Yine bu hafta Eskişehir’de Ali İsmail Korkmaz'ı döverek ölümüne yol açan polis memuru Mevlüt Saldoğan, aynı gece Tevfik Caner Ertay adlı bir başka gence işkence ederek, aracının bagajında dolaştırdığı iddiası kapsamında ifade vererek o gecede dahli olan üç amirinin ismini verdi. Ertay’ın bindirildiği aracın da Korkmaz’ın başına ve göğsüne tekme atarak ölümüne yol açan polis Saldoğan’a zimmetli olduğu ortaya çıkmıştı.

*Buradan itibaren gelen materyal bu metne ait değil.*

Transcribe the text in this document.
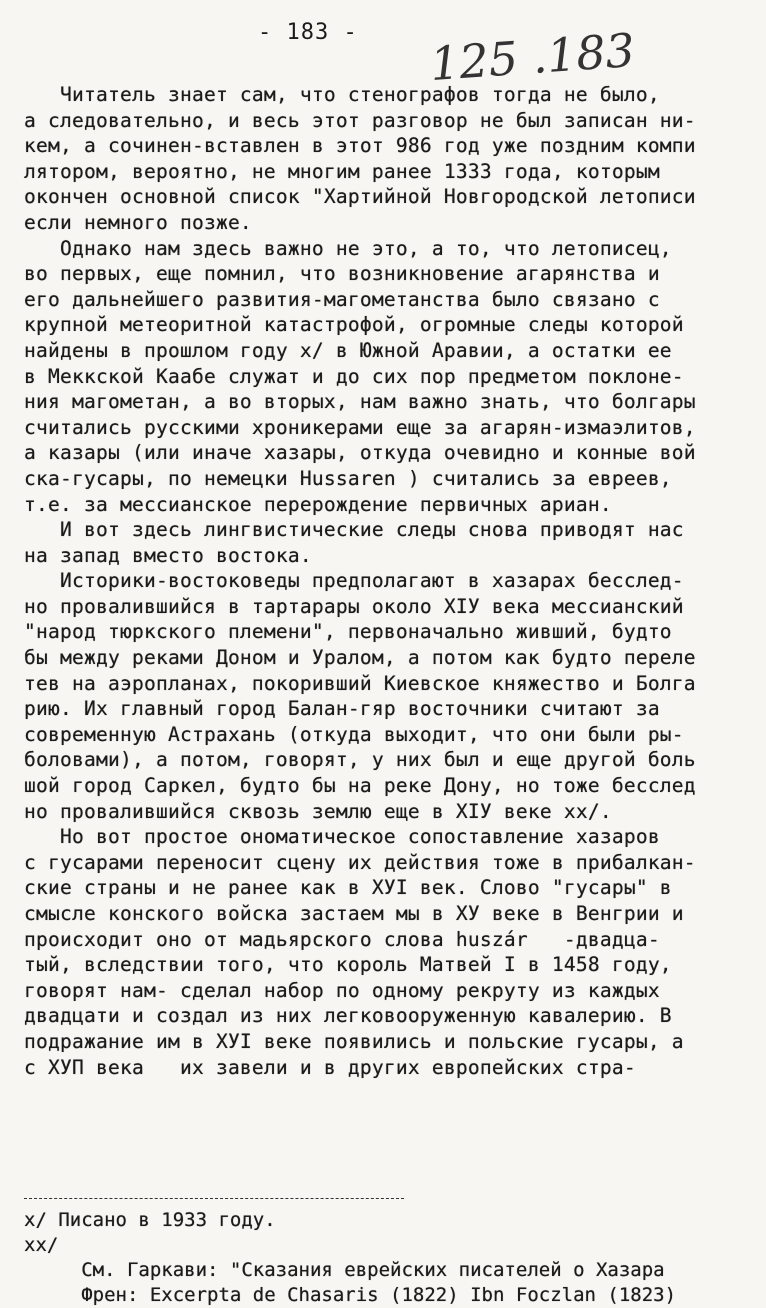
- 183 - 125 .183
Читатель знает сам, что стенографов тогда не было,
а следовательно, и весь этот разговор не был записан ни-
кем, а сочинен-вставлен в этот 986 год уже поздним компи
лятором, вероятно, не многим ранее 1333 года, которым
окончен основной список "Хартийной Новгородской летописи
если немного позже.
Однако нам здесь важно не это, а то, что летописец,
во первых, еще помнил, что возникновение агарянства и
его дальнейшего развития-магометанства было связано с
крупной метеоритной катастрофой, огромные следы которой
найдены в прошлом году х/ в Южной Аравии, а остатки ее
в Меккской Каабе служат и до сих пор предметом поклоне-
ния магометан, а во вторых, нам важно знать, что болгары
считались русскими хроникерами еще за агарян-измаэлитов,
а казары (или иначе хазары, откуда очевидно и конные вой
ска-гусары, по немецки Hussaren ) считались за евреев,
т.е. за мессианское перерождение первичных ариан.
И вот здесь лингвистические следы снова приводят нас
на запад вместо востока.
Историки-востоковеды предполагают в хазарах бесслед-
но провалившийся в тартарары около ХІУ века мессианский
"народ тюркского племени", первоначально живший, будто
бы между реками Доном и Уралом, а потом как будто переле
тев на аэропланах, покоривший Киевское княжество и Болга
рию. Их главный город Балан-гяр восточники считают за
современную Астрахань (откуда выходит, что они были ры-
боловами), а потом, говорят, у них был и еще другой боль
шой город Саркел, будто бы на реке Дону, но тоже бесслед
но провалившийся сквозь землю еще в ХІУ веке хх/.
Но вот простое ономатическое сопоставление хазаров
с гусарами переносит сцену их действия тоже в прибалкан-
ские страны и не ранее как в ХУІ век. Слово "гусары" в
смысле конского войска застаем мы в ХУ веке в Венгрии и
происходит оно от мадьярского слова huszár   -двадца-
тый, вследствии того, что король Матвей I в 1458 году,
говорят нам- сделал набор по одному рекруту из каждых
двадцати и создал из них легковооруженную кавалерию. В
подражание им в ХУІ веке появились и польские гусары, а
с ХУП века   их завели и в других европейских стра-
х/ Писано в 1933 году.
хх/
См. Гаркави: "Сказания еврейских писателей о Хазара
Френ: Excerpta de Chasaris (1822) Ibn Foczlan (1823)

Yine değişmez bir klasik olarak ‘bilmiyorum’ ve ‘hatırlamıyorum’lar havada uçuştu.  Saldoğan, “Müdürlerimiz aracı durdurdu. Ben direksiyondaydım. Aracın arka kapısı açıldı. Ancak kimin açtığını bilmiyorum… Müdürlerimizin vurduğunu görmedim. Sadece vurma girişimi oldu” derken, müdürlerden de  “Benim tahminime göre şahsı gözaltı otobüslerine götürmek için araç kapısı açılmıştı. Kimin açtığını hatırlamıyorum. Darp etmeye yönelik hamlem olmadı. Gözaltı talimatını kimin verdiğini bilmiyorum” ve  “Araçta yaralı bir şahıs vardı. Şahsın hastaneye götürülmesi yönünde talimat vermiş olabiliriz. Ancak bu şahsa vurmamız gibi bir durum olmamıştır” şeklinde ifadeler geldi.

Yine bu hafta iç savaş misali erkek şiddetiyle katledilen bir kadın daha belleğimize, isyanımızla kazındı. İki ay önce evlendiği eşini boğarak öldüren Sedat Aydın’ın cesedin kokmaması için etrafına naftalin serptiği, şişmemesi içinde üzerine bıçak bıraktığı öğrenildi.

Türkçenin güzel deyimlerinden biridir: “Balık kokarsa tuzlanır. Ya tuz kokarsa…” Tuz kokarsa işte naftalinden medet umulur. Lakin nafile bir çabadır bu. Tuz kokarsa artık kaybedecek hiçbir şeyin kalmamıştır. Kapıları camları kırmak ve açık havaya haykırmak gerekir: “Tuz koktu, duymuyor musunuz?”  Tuz kokarsa nefes kalmaz. Hepimizin derin derin iç çekmesi bundandır.